What Would the Middle East Look Like With a Democratic Iran?

It would be the most important international development since the fall of Communism.

AP/Tsafrir Abayov
The son of Iran's last shah, crown prince Reza Pahlavi, left, and the Israeli intelligence minister, Gila Gamliel, at Yad Vashem Holocaust Museum in Jerusalem, April 17, 2023. AP/Tsafrir Abayov

The image of the heir to the Iranian Pahlavi dynasty and nominal crown prince of Iran, Reza Pahlavi, praying with a yarmulke on the Western Wall in Jerusalem is the most powerful rebuke to Islamic Republic he has made in the entirety of his time in exile.

He is visiting Israel this week to mark Holocaust Remembrance Day, and it is an appealing sight: the only democratic Middle Eastern state hosting the exiled scion of Iran’s last government, an avowed democrat, offering a glimpse of a different future.

Revolutions are built around symbols, like Ayatollah Khomeini in the 1970’s. The bearded, turbaned, scowling cleric was clear enough on what he wanted, but his proclamations were sufficiently vague that they allowed an unlikely coalition of Tehrani women, leftist union members, and Iran’s old secular nationalists to rally behind him. Foolishly, as it turned out, but effectively enough to oust the last Pahlavi Shah.

For Reza Pahlavi this trip is a similarly brilliant symbolic stroke. The picture of a potential Shah paying homage to Cyrus amidst a people who still remember him instead suggested a different future for Iran than Ayatollah Khomeini’s: a future that is free from terror, democratic, with a friendly Iran bookending the Middle East with Israel. An Iran defined by its reliability and stability, and once again a society that is growing. 

The eldest son of the last Shah of Iran, Reza Pahlavi, at Jerusalem on April 18, 2023.
Ariel Zandberg, Israel Government Press Office

Almost certainly there will be no immediate revolution in Iran. The protests over the brutal killing of Mahsa Amini in September have been subdued. Iran’s government has done a brutal job of dividing and arming society, and in putting down the unrest killed hundreds. But the discontent over a government that produces no hope and no future burns.

What would the Middle East look like with a democratic Iran? Mr. Pahlavi’s father, the late Shah, had friendly if quiet relations with Israel. Both states were aligned with America. They were concerned with many of the same threats, and cooperated extensively through oil sales and infrastructure projects like, say, dams.
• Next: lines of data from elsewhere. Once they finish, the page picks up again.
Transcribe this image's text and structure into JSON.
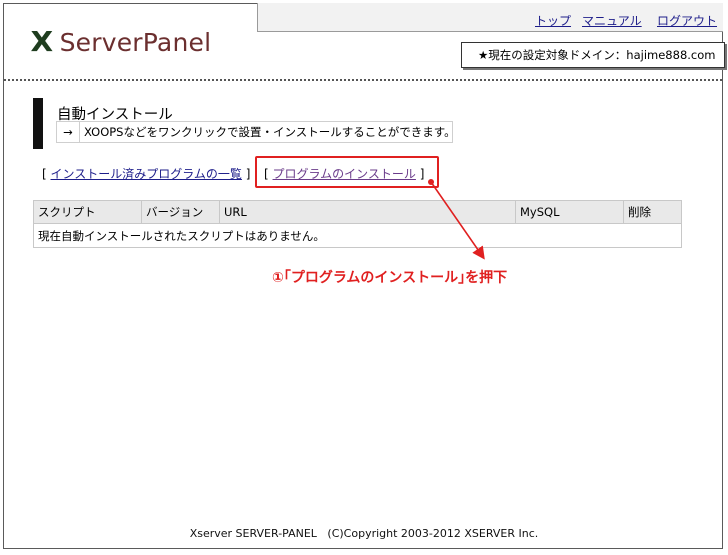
{
  "header": {
    "logo_x": "X",
    "logo_text": "ServerPanel",
    "nav": [
      "トップ",
      "マニュアル",
      "ログアウト"
    ],
    "domain_label": "★現在の設定対象ドメイン：hajime888.com"
  },
  "section": {
    "title": "自動インストール",
    "desc_arrow": "→",
    "description": "XOOPSなどをワンクリックで設置・インストールすることができます。"
  },
  "links": {
    "installed_list": "インストール済みプログラムの一覧",
    "install_program": "プログラムのインストール",
    "bracket_open": "[",
    "bracket_close": "]"
  },
  "table": {
    "headers": [
      "スクリプト",
      "バージョン",
      "URL",
      "MySQL",
      "削除"
    ],
    "empty_message": "現在自動インストールされたスクリプトはありません。"
  },
  "annotation": {
    "text": "①｢プログラムのインストール｣を押下",
    "color": "#e02020"
  },
  "footer": {
    "text": "Xserver SERVER-PANEL   (C)Copyright 2003-2012 XSERVER Inc."
  },
  "colors": {
    "logo_x": "#1f3d1f",
    "logo_text": "#6b2f2f",
    "link": "#1d1d8a",
    "highlight": "#e02020"
  }
}
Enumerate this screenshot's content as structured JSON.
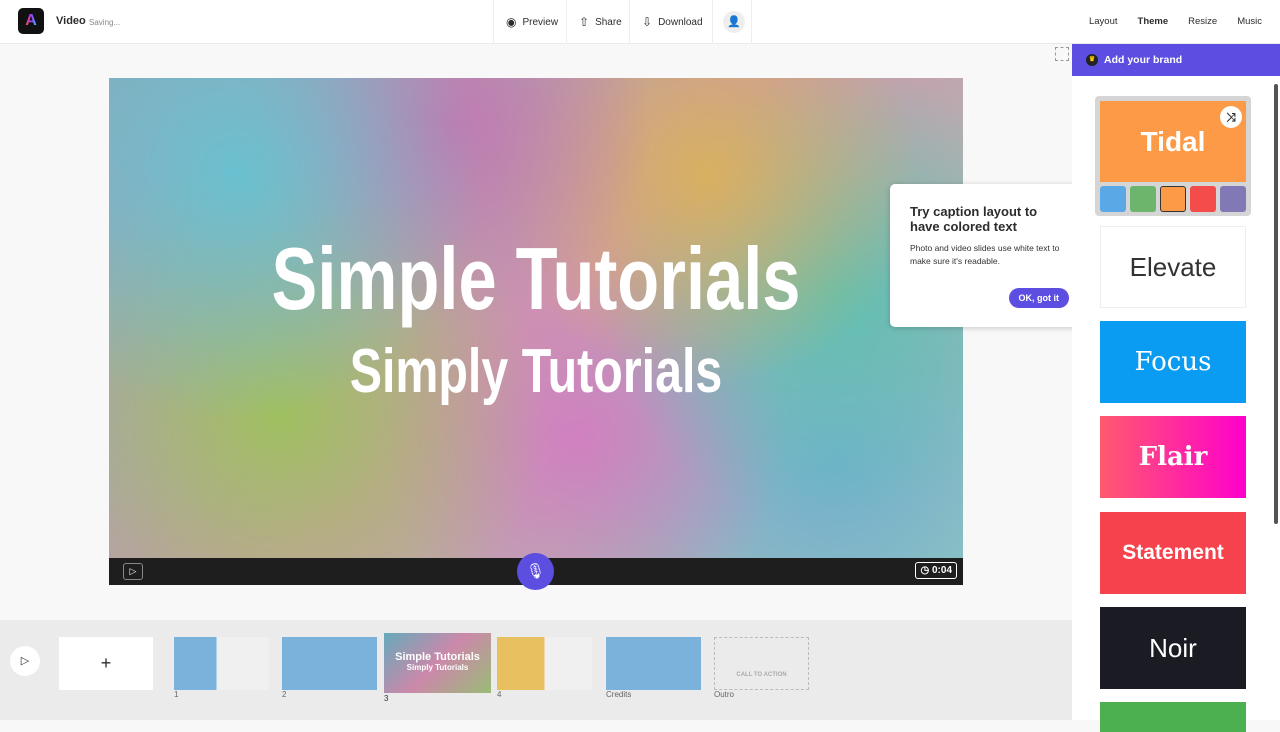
{
  "header": {
    "logo": "A",
    "title": "Video",
    "status": "Saving...",
    "preview": "Preview",
    "share": "Share",
    "download": "Download",
    "right_tabs": [
      "Layout",
      "Theme",
      "Resize",
      "Music"
    ],
    "active_tab": "Theme"
  },
  "stage": {
    "title": "Simple Tutorials",
    "subtitle": "Simply Tutorials",
    "duration": "0:04"
  },
  "tooltip": {
    "title": "Try caption layout to have colored text",
    "body": "Photo and video slides use white text to make sure it's readable.",
    "button": "OK, got it"
  },
  "panel": {
    "brand": "Add your brand",
    "themes": [
      "Tidal",
      "Elevate",
      "Focus",
      "Flair",
      "Statement",
      "Noir"
    ],
    "swatches": [
      "#5aa9e6",
      "#6db56d",
      "#fd9a48",
      "#f44b4b",
      "#8079b5"
    ]
  },
  "timeline": {
    "add": "+",
    "slides": [
      "1",
      "2",
      "3",
      "4",
      "Credits",
      "Outro"
    ],
    "thumb3_title": "Simple Tutorials",
    "thumb3_sub": "Simply Tutorials",
    "cta": "CALL TO ACTION"
  }
}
Though government-to-government relations could be sensitive, many Israelis lived and worked in Iran.

Today there would be much less sensitivity. A democratic Iran would certainly be friendly to Israel and America and amid the euphoria of revolution Iran would receive tremendous diplomatic support internationally. In the West there would also be a renewed emphasis on democracy and values-based allies in the region, perhaps helping reconcile Europeans and Israelis. 

Instead of a Sunni-Shia divide, the region would be divided between democrats and dictators, the de jure distinction the Biden Administration claims to see in its 2022 National Security Strategy. The value of having a major democratic oil-producing state in the Middle East might well deepen the American schism with Saudi Arabia and other challenging regional allies.

America would likely accommodate Iranian wishes and prerogatives in the Gulf, which Iran being Iran would still be many. As a result, the monarchies of the Gulf might tighten their relationship with Communist China, assured that Beijing was interested most in stability and assuredly uninterested in democracy. 

Almost certainly, both Red China and Russia would hate the idea of a democratic Iran led by the son of a American ally. Almost certainly they would throw their weight against a revolution, and just as certainly any new government would remember it and despise them. A China-friendly Gulf, though, would in the worst case comprise fundamentally defensive commercial states, as they are now. 

Iran’s revolutionary ideology would also be a spent force. Iran’s militias like Hezbollah would most likely try to entrench themselves forcefully further into their host governments, creating military dictatorships in all but name. That is the way Mr. Putin and the security services conquered Yeltsin’s Russia. Russia would be willing to supply the guns to these states, if they survived, but a distracted Russia would be far less of a concern than an aggressive Iran. 

The Iran Mr. Pahlavi invoked at the Western Wall would be the most important international development since the fall of communism. It would not end extremism, nor violence, nor poverty: but the fall of Khomeinism would make the world a better place, for Iranians and Israelis alike.